Once training is complete, discrimination is based solely on position relative to the discriminating hyperplane: w_{β}x_{iβ} - b = 0. The boundary hyperplanes on the two classes of data are separated by a distance 2/w, known as the "margin," where w^{2} = w_{β}w_{β}. By increasing the margin between the separated data as much as possible the optimal separating hyperplane is obtained. In the usual SVM formulation, the goal to maximize w^{-1} is restated as the goal to minimize w^{2}. The Lagrangian variational formulation then selects an optimum defined at a saddle point of L(w, b; α) = (w_{β}w_{β})/2 - α_{γ}y_{γ}(w_{β}x_{γβ} - b) - α_{0}, where α_{0} = Σ_{γ}α_{γ}, α_{γ} ≥ 0 (1 ≤ γ ≤ M). The saddle point is obtained by minimizing with respect to {w_{1},...,w_{N}, b} and maximizing with respect to {α_{1},...,α_{M}}. If y_{i}(w_{β}x_{iβ} - b) - 1 ≥ 0, then maximization on α_{i} is achieved for α_{i} = 0. If y_{i}(w_{β}x_{iβ} - b) - 1 = 0, then there is no constraint on α_{i}. If y_{i}(w_{β}x_{iβ} - b) - 1 < 0, there is a constraint violation, and α_{i} → ∞. If absolute separability is possible the last case will eventually be eliminated for all α_{i}, otherwise it's natural to limit the size of α_{i} by some constant upper bound, i.e., max(α_{i}) = C, for all i. This is equivalent to another set of inequality constraints with α_{i} ≤ C. Introducing sets of Lagrange multipliers, ξ_{γ} and μ_{γ} (1 ≤ γ ≤ M), to achieve this, the Lagrangian becomes:L(w, b; α, ξ, μ) = (w_{β}w_{β})/2 - α_{γ}[y_{γ} (w_{β}x_{γβ} - b) + ξ_{γ} ] + α_{0} + ξ_{0}C - μ_{γ}ξ_{γ}, where ξ_{0} = Σ_{γ}ξ_{γ}, α_{0} = Σ_{γ}α_{γ}, and α_{γ} ≥ 0 and ξ_{γ} ≥ 0 (1 ≤ γ ≤ M).

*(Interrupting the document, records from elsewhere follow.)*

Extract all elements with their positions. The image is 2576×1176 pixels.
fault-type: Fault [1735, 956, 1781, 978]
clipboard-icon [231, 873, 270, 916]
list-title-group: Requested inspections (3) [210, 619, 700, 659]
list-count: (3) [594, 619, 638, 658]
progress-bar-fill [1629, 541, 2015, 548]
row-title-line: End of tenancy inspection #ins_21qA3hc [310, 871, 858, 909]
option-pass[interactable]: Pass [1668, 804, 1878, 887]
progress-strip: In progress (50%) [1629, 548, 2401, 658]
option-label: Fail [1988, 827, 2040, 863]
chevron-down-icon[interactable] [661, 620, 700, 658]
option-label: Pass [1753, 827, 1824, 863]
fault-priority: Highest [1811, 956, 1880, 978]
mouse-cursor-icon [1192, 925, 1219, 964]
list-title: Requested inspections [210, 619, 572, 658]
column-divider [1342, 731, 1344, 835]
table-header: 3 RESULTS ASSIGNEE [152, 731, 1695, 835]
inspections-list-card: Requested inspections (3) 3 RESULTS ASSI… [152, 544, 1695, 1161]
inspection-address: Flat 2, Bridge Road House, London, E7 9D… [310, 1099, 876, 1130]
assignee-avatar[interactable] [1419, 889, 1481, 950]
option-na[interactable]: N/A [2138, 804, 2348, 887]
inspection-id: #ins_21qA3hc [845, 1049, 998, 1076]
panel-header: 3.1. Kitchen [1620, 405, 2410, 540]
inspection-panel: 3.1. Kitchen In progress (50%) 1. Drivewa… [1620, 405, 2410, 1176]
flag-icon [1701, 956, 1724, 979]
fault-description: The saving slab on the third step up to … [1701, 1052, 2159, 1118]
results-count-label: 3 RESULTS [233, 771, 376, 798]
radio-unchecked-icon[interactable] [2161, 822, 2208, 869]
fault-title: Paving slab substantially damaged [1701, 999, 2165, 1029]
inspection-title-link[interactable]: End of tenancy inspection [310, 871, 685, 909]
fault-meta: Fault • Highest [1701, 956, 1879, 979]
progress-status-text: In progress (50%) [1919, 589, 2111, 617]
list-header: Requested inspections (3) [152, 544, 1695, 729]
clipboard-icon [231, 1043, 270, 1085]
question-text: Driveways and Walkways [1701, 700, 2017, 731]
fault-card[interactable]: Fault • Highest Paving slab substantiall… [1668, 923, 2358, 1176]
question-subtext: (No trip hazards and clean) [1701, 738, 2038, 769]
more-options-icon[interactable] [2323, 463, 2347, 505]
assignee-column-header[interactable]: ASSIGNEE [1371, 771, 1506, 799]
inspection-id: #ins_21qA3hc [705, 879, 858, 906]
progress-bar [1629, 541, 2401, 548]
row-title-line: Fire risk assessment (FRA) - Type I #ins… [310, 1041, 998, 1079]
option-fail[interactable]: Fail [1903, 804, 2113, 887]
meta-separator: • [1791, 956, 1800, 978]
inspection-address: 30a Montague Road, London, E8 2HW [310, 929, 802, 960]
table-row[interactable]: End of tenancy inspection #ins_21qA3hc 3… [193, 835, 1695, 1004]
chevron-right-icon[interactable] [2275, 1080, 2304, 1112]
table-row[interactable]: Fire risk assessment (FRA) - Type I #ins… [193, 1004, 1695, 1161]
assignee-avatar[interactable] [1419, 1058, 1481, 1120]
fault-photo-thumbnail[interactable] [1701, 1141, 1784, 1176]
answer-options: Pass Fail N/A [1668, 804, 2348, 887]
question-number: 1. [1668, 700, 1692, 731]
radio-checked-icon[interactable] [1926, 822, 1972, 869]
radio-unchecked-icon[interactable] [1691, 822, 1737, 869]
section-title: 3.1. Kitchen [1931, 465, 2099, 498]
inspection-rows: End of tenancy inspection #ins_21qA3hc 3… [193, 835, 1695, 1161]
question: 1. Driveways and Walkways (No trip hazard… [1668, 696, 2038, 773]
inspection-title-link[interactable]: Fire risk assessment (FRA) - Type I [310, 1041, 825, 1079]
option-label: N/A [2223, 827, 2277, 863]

At the variational minimum on the {w_{1},...,w_{N}, b} variables, w_{β} = α_{γ}y_{γ}x_{γβ}, and the Lagrangian simplifies to: L(α) = α_{0} - (α_{δ}y_{δ}x_{δβ}α_{γ}y_{γ}x_{γβ})/2, with 0 ≤ α_{γ} ≤ C (1 ≤ γ ≤ M) and α_{γ}y_{γ} = 0, where only the variations that maximize in terms of the α_{γ} remain (known as the Wolfe Transformation). In this form the computational task can be greatly simplified. By introducing an expression for the discriminating hyperplane: f_{i} = w_{β}x_{iβ} - b = α_{γ}y_{γ}x_{γβ}x_{iβ} - b, the variational solution for L(α) reduces to the following set of relations (known as the Karush-Kuhn-Tucker, or KKT, relations): (i) α_{i} = 0 ⇔ y_{i}f_{i} ≥ 1, (ii) 0 < α_{i} < C ⇔ y_{i}f_{i} = 1, and (iii) α_{i} = C ⇔ y_{i}f_{i} ≤ 1. When the KKT relations are satisfied for all of the α_{γ} (with α_{γ}y_{γ} = 0 maintained) the solution is achieved. (The constraint α_{γ}y_{γ} = 0 is satisfied for the initial choice of multipliers by setting the α's associated with the positive training instances to 1/N^{(+)} and the α's associated with the negatives to 1/N^{(-)}, where N^{(+)} is the number of positives and N^{(-)} is the number of negatives.) Once the Wolfe transformation is performed it is apparent that the training data (support vectors in particular, KKT class (ii) above) enter into the Lagrangian solely via the inner product x_{iβ}x_{jβ}. Likewise, the discriminator f_{i}, and KKT relations, are also dependent on the data solely via the x_{iβ}x_{jβ} inner product.

Generalization of the SVM formulation to data-dependent inner products other than x_{iβ}x_{jβ} are possible and are usually formulated in terms of the family of symmetric positive definite functions (reproducing kernels) satisfying Mercer's conditions [45, 46].

The SVM Kernels that are used are based on "regularized" distances or divergences like those used in [8, 47], where regularization is achieved by exponentiating the negative of a distance-measure squared (d^{2}(x, y)) or a symmetrized divergence measure (D(x, y)), the former if using a geometric heuristic for comparison of feature vectors, the latter if using a distributional heuristic. For the Gaussian Kernel: d^{2}(x, y) = Σ_{k}(x_{k} - y_{k})^{2}; for the Absdiff Kernel d^{2}(x, y) = (Σ_{k}|x_{k} - y_{k}|)^{1/2}; and for the Symmetrized Relative Entropy Kernel D(x, y) = D(x||y) + D(y||x), where D(x||y) is the standard relative entropy.